By Bob Johnson
Your bike tires are critical to your riding safety and comfort. Most road bike tire sizes are 700X23C or 700X25C. These tires require inflation to 110PSI. Compare this to a mountain bike tire used on the trail that would typically have only 25PSI. Because of the higher pressure used on road bike tires it is important to check and inflate them every time you ride or at least once a week. A tire inflated to 110PSI can lose 10-15 pounds of pressure just sitting in your garage in a weeks’ time. Keeping your tires at the right pressure will allow them to roll easier and will allow you to keep up the pace with your other riders. The best way to check and inflate your tires is with a good floor pump that has a pressure gauge attached.

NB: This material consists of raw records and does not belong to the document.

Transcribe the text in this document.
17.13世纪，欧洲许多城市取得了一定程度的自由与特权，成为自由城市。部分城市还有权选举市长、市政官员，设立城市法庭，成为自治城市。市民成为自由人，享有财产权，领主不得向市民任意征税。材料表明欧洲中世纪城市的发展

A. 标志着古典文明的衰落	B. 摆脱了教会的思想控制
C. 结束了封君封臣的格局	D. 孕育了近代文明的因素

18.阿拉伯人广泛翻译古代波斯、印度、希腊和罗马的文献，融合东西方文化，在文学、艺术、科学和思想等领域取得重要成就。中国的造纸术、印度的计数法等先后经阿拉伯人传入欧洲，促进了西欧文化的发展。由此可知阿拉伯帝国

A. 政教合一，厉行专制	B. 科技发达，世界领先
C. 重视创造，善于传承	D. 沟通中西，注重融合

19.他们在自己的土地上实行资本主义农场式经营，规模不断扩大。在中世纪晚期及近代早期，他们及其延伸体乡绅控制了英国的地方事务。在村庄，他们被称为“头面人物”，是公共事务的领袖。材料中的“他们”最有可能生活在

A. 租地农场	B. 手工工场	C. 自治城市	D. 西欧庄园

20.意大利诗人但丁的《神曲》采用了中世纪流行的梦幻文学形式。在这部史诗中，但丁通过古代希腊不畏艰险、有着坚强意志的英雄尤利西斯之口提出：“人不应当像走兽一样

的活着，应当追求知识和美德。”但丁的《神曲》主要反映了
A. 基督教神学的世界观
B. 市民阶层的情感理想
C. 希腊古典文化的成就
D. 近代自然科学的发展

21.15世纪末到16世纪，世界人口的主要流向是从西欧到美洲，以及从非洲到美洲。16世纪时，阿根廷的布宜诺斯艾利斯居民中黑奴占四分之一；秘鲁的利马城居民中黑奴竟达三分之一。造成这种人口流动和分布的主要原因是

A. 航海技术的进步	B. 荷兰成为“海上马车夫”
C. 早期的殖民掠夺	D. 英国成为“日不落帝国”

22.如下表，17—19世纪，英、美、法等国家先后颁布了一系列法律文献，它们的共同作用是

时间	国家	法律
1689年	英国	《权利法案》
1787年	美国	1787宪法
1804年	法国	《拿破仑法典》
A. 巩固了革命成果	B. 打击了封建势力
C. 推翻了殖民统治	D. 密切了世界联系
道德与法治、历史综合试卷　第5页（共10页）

Also important is when to change your tires since the last thing you want is a blowout while you are riding down a hill at 30-40MPH! If you see any cracking in the side walls or cuts on the tread, it is time to replace that tire. The mileage you get out of a tire depends on the type of tire, size, and most importantly, your size. Personally, I ride on a 700X23C that is more of an endurance tire than a racing tire. Racing tires are designed to be very light weight and therefore not as long lasting. Because I am a bigger guy than the average road biker, I know that my rear tire will need to be replaced at 1000 miles. The back tire always wears faster than the front tire due to it carrying most of your weight. I replace my front tire every 2000 miles. A lighter rider will get more miles out of a tire than I do so you should make some notes as to how many miles you have on your tires. I make note of the odometer reading on my bike when I replace a tire so that I know when it will need replacing. If you see threads beneath the rubber in places, you are too late in replacing that tire. I look for tire sales in the off season and will buy ½ dozen at a time. I generally ride about 3000 miles during the Park City bike season so that will mean that I will change my back tire 3 times during the summer and the front tire at least once. If they get a cut in them they get replaced immediately.
Maintaining your tires will give you an easier riding experience, less flats, and most importantly, a safer ride.